Why doesn't telescoping change the nature of the infinite series Finding the value of $\frac{1}{n(n+1)}$ as $n\rightarrow \infty$ doesn't change the value $L$ of the limit of the series, if we find the limit by telescoping the series by $\frac{1}{n} - \frac{1}{n+1}$.

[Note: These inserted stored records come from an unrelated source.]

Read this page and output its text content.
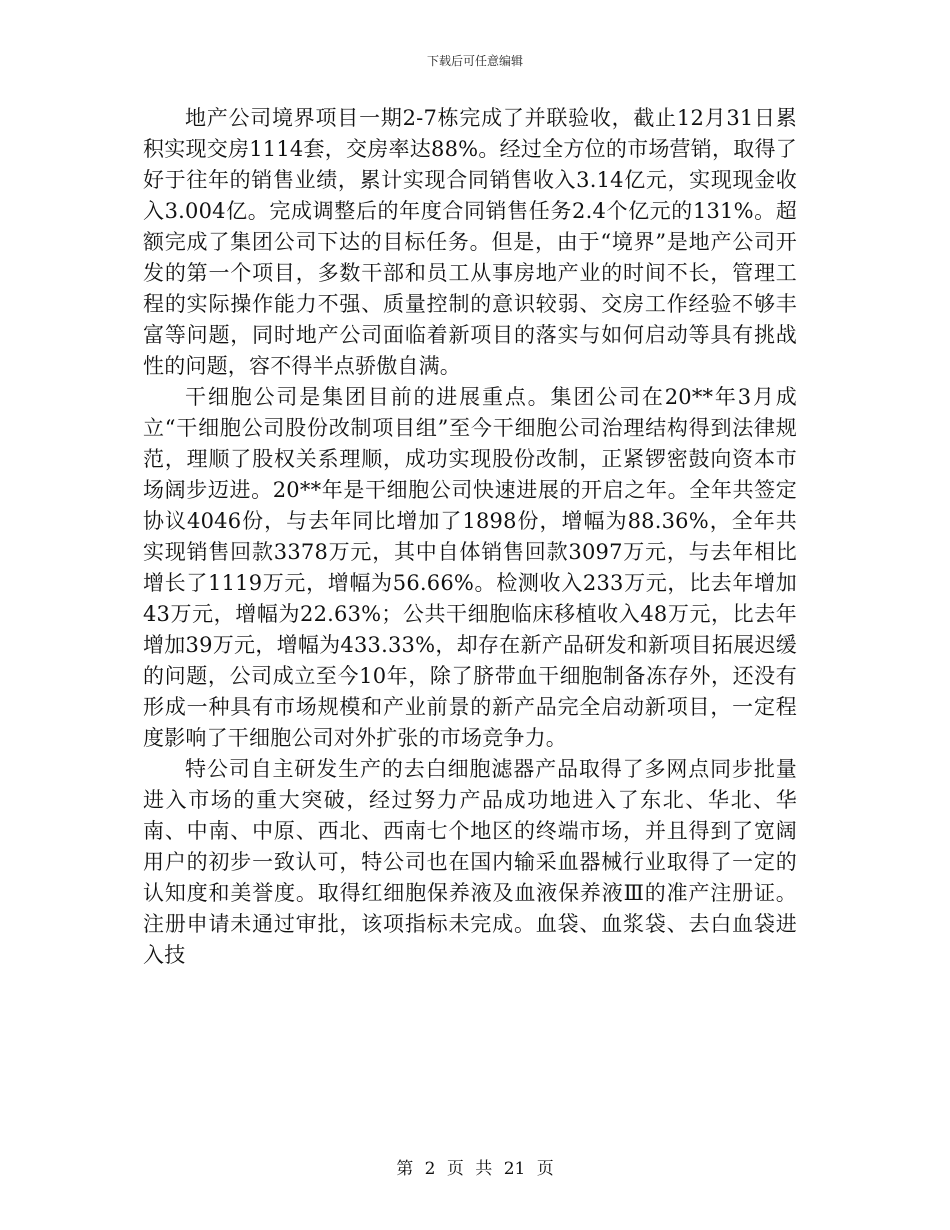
下载后可任意编辑

地产公司境界项目一期2-7栋完成了并联验收，截止12月31日累积实现交房1114套，交房率达88%。经过全方位的市场营销，取得了好于往年的销售业绩，累计实现合同销售收入3.14亿元，实现现金收入3.004亿。完成调整后的年度合同销售任务2.4个亿元的131%。超额完成了集团公司下达的目标任务。但是，由于“境界”是地产公司开发的第一个项目，多数干部和员工从事房地产业的时间不长，管理工程的实际操作能力不强、质量控制的意识较弱、交房工作经验不够丰富等问题，同时地产公司面临着新项目的落实与如何启动等具有挑战性的问题，容不得半点骄傲自满。

干细胞公司是集团目前的进展重点。集团公司在20**年3月成立“干细胞公司股份改制项目组”至今干细胞公司治理结构得到法律规范，理顺了股权关系理顺，成功实现股份改制，正紧锣密鼓向资本市场阔步迈进。20**年是干细胞公司快速进展的开启之年。全年共签定协议4046份，与去年同比增加了1898份，增幅为88.36%，全年共实现销售回款3378万元，其中自体销售回款3097万元，与去年相比增长了1119万元，增幅为56.66%。检测收入233万元，比去年增加43万元，增幅为22.63%；公共干细胞临床移植收入48万元，比去年增加39万元，增幅为433.33%，却存在新产品研发和新项目拓展迟缓的问题，公司成立至今10年，除了脐带血干细胞制备冻存外，还没有形成一种具有市场规模和产业前景的新产品完全启动新项目，一定程度影响了干细胞公司对外扩张的市场竞争力。

特公司自主研发生产的去白细胞滤器产品取得了多网点同步批量进入市场的重大突破，经过努力产品成功地进入了东北、华北、华南、中南、中原、西北、西南七个地区的终端市场，并且得到了宽阔用户的初步一致认可，特公司也在国内输采血器械行业取得了一定的认知度和美誉度。取得红细胞保养液及血液保养液Ⅲ的准产注册证。注册申请未通过审批，该项指标未完成。血袋、血浆袋、去白血袋进入技

第 2 页 共 21 页
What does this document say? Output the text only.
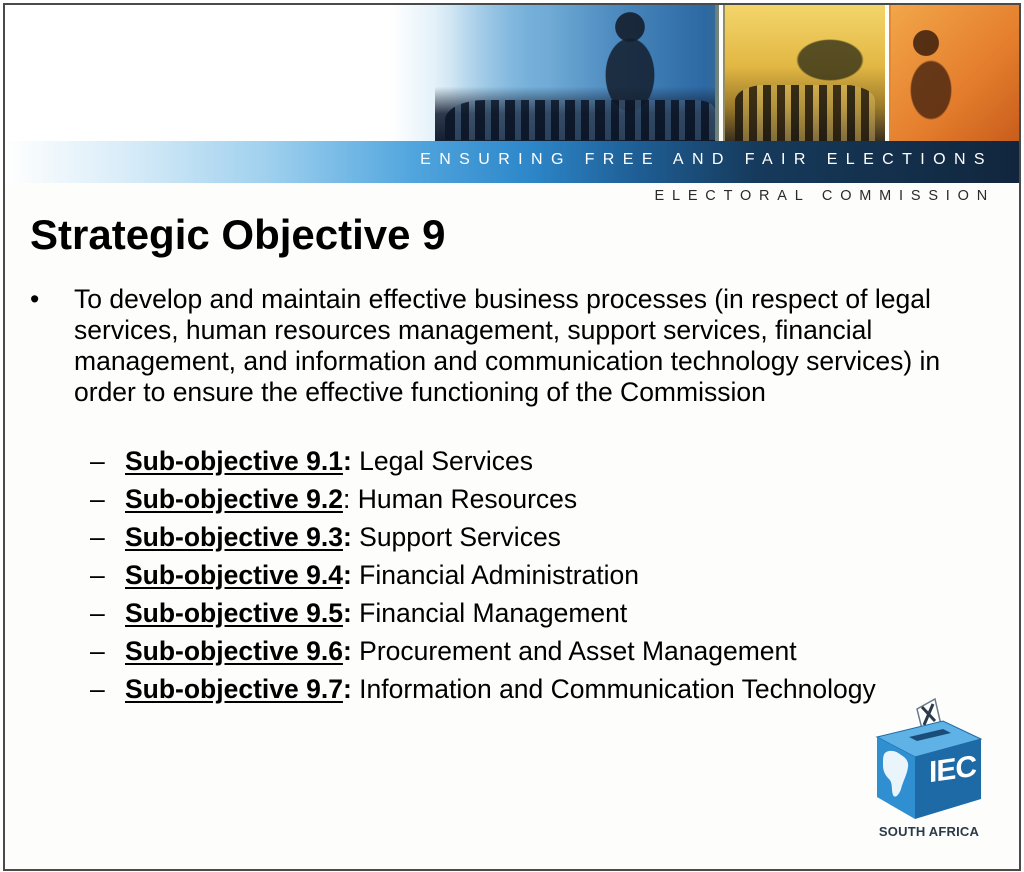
ENSURING FREE AND FAIR ELECTIONS
ELECTORAL COMMISSION
Strategic Objective 9
•	To develop and maintain effective business processes (in respect of legal services, human resources management, support services, financial management, and information and communication technology services) in order to ensure the effective functioning of the Commission
– Sub-objective 9.1: Legal Services
– Sub-objective 9.2: Human Resources
– Sub-objective 9.3: Support Services
– Sub-objective 9.4: Financial Administration
– Sub-objective 9.5: Financial Management
– Sub-objective 9.6: Procurement and Asset Management
– Sub-objective 9.7: Information and Communication Technology
IEC
SOUTH AFRICA
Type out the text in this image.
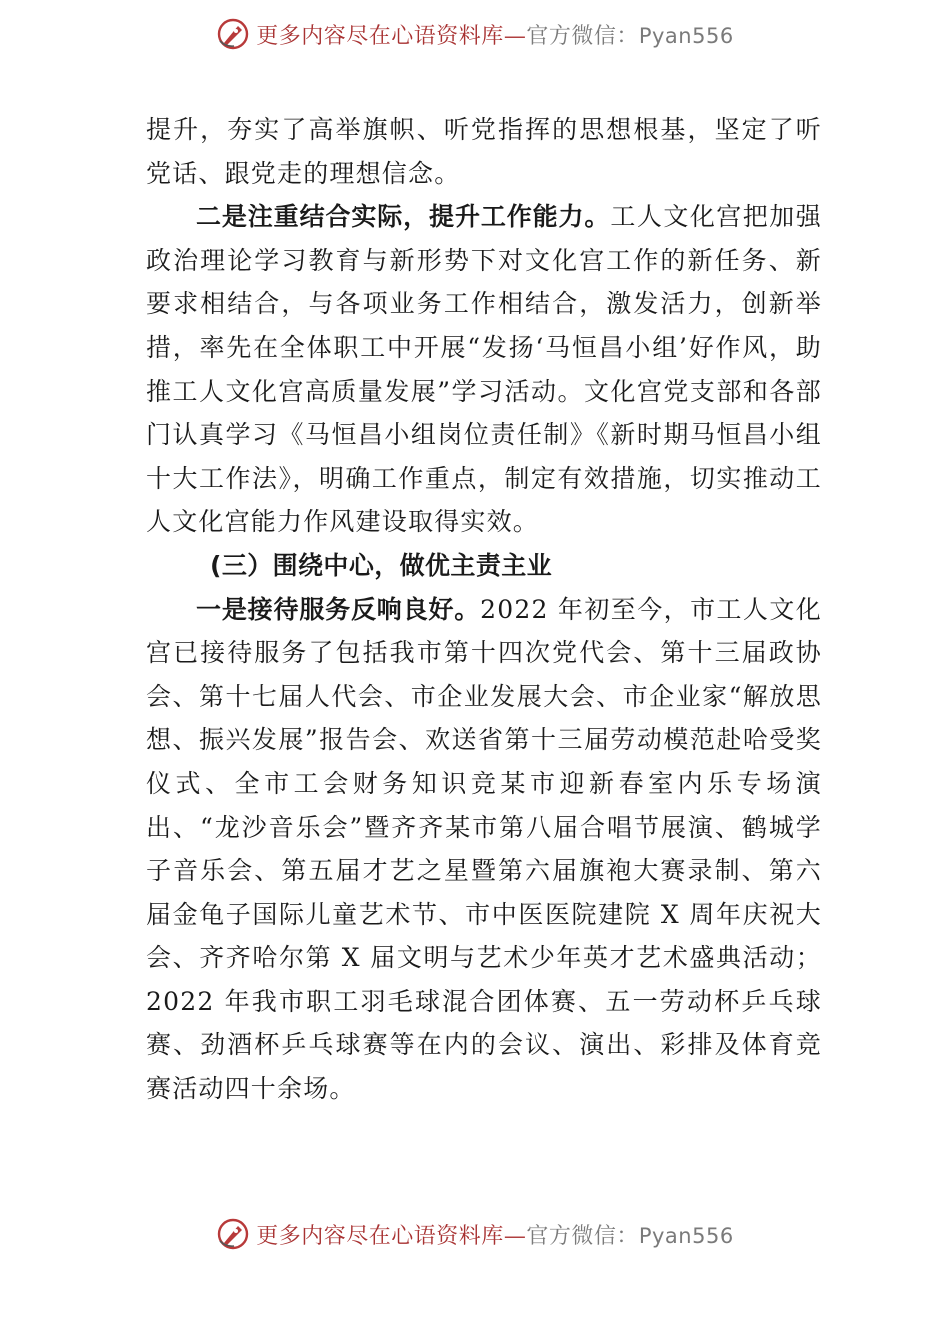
更多内容尽在心语资料库—官方微信：Pyan556

提升，夯实了高举旗帜、听党指挥的思想根基，坚定了听党话、跟党走的理想信念。

二是注重结合实际，提升工作能力。工人文化宫把加强政治理论学习教育与新形势下对文化宫工作的新任务、新要求相结合，与各项业务工作相结合，激发活力，创新举措，率先在全体职工中开展“发扬‘马恒昌小组’好作风，助推工人文化宫高质量发展”学习活动。文化宫党支部和各部门认真学习《马恒昌小组岗位责任制》《新时期马恒昌小组十大工作法》，明确工作重点，制定有效措施，切实推动工人文化宫能力作风建设取得实效。

(三）围绕中心，做优主责主业

一是接待服务反响良好。2022 年初至今，市工人文化宫已接待服务了包括我市第十四次党代会、第十三届政协会、第十七届人代会、市企业发展大会、市企业家“解放思想、振兴发展”报告会、欢送省第十三届劳动模范赴哈受奖仪式、全市工会财务知识竞某市迎新春室内乐专场演出、“龙沙音乐会”暨齐齐某市第八届合唱节展演、鹤城学子音乐会、第五届才艺之星暨第六届旗袍大赛录制、第六届金龟子国际儿童艺术节、市中医医院建院 X 周年庆祝大会、齐齐哈尔第 X 届文明与艺术少年英才艺术盛典活动；2022 年我市职工羽毛球混合团体赛、五一劳动杯乒乓球赛、劲酒杯乒乓球赛等在内的会议、演出、彩排及体育竞赛活动四十余场。

更多内容尽在心语资料库—官方微信：Pyan556
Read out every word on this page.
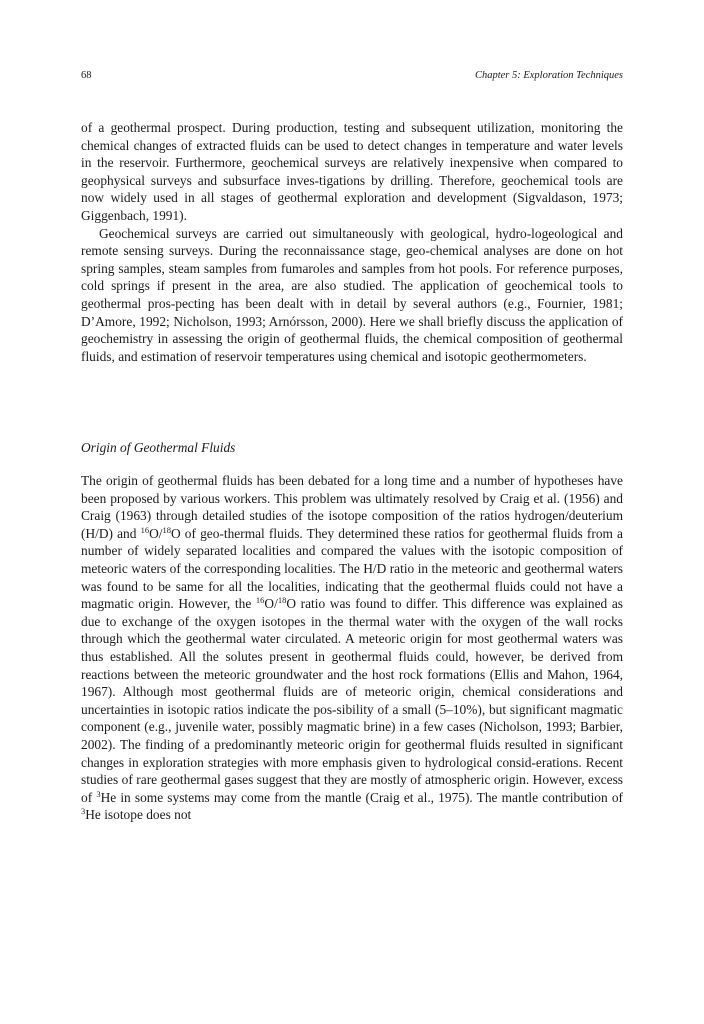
68	Chapter 5: Exploration Techniques

of a geothermal prospect. During production, testing and subsequent utilization, monitoring the chemical changes of extracted fluids can be used to detect changes in temperature and water levels in the reservoir. Furthermore, geochemical surveys are relatively inexpensive when compared to geophysical surveys and subsurface inves-tigations by drilling. Therefore, geochemical tools are now widely used in all stages of geothermal exploration and development (Sigvaldason, 1973; Giggenbach, 1991).

Geochemical surveys are carried out simultaneously with geological, hydro-logeological and remote sensing surveys. During the reconnaissance stage, geo-chemical analyses are done on hot spring samples, steam samples from fumaroles and samples from hot pools. For reference purposes, cold springs if present in the area, are also studied. The application of geochemical tools to geothermal pros-pecting has been dealt with in detail by several authors (e.g., Fournier, 1981; D’Amore, 1992; Nicholson, 1993; Arnórsson, 2000). Here we shall briefly discuss the application of geochemistry in assessing the origin of geothermal fluids, the chemical composition of geothermal fluids, and estimation of reservoir temperatures using chemical and isotopic geothermometers.

Origin of Geothermal Fluids

The origin of geothermal fluids has been debated for a long time and a number of hypotheses have been proposed by various workers. This problem was ultimately resolved by Craig et al. (1956) and Craig (1963) through detailed studies of the isotope composition of the ratios hydrogen/deuterium (H/D) and $^{16}$O/$^{18}$O of geo-thermal fluids. They determined these ratios for geothermal fluids from a number of widely separated localities and compared the values with the isotopic composition of meteoric waters of the corresponding localities. The H/D ratio in the meteoric and geothermal waters was found to be same for all the localities, indicating that the geothermal fluids could not have a magmatic origin. However, the $^{16}$O/$^{18}$O ratio was found to differ. This difference was explained as due to exchange of the oxygen isotopes in the thermal water with the oxygen of the wall rocks through which the geothermal water circulated. A meteoric origin for most geothermal waters was thus established. All the solutes present in geothermal fluids could, however, be derived from reactions between the meteoric groundwater and the host rock formations (Ellis and Mahon, 1964, 1967). Although most geothermal fluids are of meteoric origin, chemical considerations and uncertainties in isotopic ratios indicate the pos-sibility of a small (5–10%), but significant magmatic component (e.g., juvenile water, possibly magmatic brine) in a few cases (Nicholson, 1993; Barbier, 2002). The finding of a predominantly meteoric origin for geothermal fluids resulted in significant changes in exploration strategies with more emphasis given to hydrological consid-erations. Recent studies of rare geothermal gases suggest that they are mostly of atmospheric origin. However, excess of $^3$He in some systems may come from the mantle (Craig et al., 1975). The mantle contribution of $^3$He isotope does not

Why does this happen if it follows that we cannot assign any definite meaning to the sum of an infinite series of terms, without first ordering them in some definite manner.
 A: Remember that
$$
\sum_{n=1}^\infty\frac1{n(n+1)}=\lim_{m\to\infty}\sum_{n=1}^m\frac1{n(n+1)}
$$
Now we have converted the series to the limit of a sequence of finite sums. With finite sums, we don't have to worry about conditional convergence. In most cases where there is a conditionally convergent series, or here where a pair of divergent series, involved, it is best to convert the series to a limit of a sequence of finite sums.
Next, expand the term using partial fractions and perform the telescoping:
$$
\begin{align}
\sum_{n=1}^m\frac1{n(n+1)}
&=\sum_{n=1}^m\left(\frac1n-\frac1{n+1}\right)\\
&=\sum_{n=1}^m\frac1n-\sum_{n=2}^{m+1}\frac1n\\
&=1+\sum_{n=2}^m\frac1n-\sum_{n=2}^m\frac1n-\frac1{m+1}\\
&=1-\frac1{m+1}
\end{align}
$$
All the sums just above are finite, so all the manipulations we've done are good. Now, we just need to take the limit as $m\to\infty$:
$$
\begin{align}
\sum_{n=1}^\infty\frac1{n(n+1)}
&=\lim_{m\to\infty}\left(1-\frac1{m+1}\right)\\
&=1
\end{align}
$$
A: There is a famous theorem of Riemann that says that for a conditionally convergent series, we can re-order the terms so that the series converges to any limit or even diverges.
A series $a_1 + a_2 + a_3 +\cdots$ is said to converge absolutely if the series $|a_1|+|a_2|+|a_3|+\cdots$ converges. If a covergent series does not converge absolutely then it converges conditionally. 
For an absolutely convergent series you can reorder the terms however you like and you will always get the same limit. It is only for conditionally convergent series that the order matters.
In the example you give, $n \ge 1$ and so we have
$$\frac{1}{n(n+1)} = \left|\frac{1}{n(n+1)}\right|$$
That means that the series converges if, and only if, it converges absolutely. That means that if the series has a limit, say $L$, then all limits of all possible re-ordered series will also be $L$.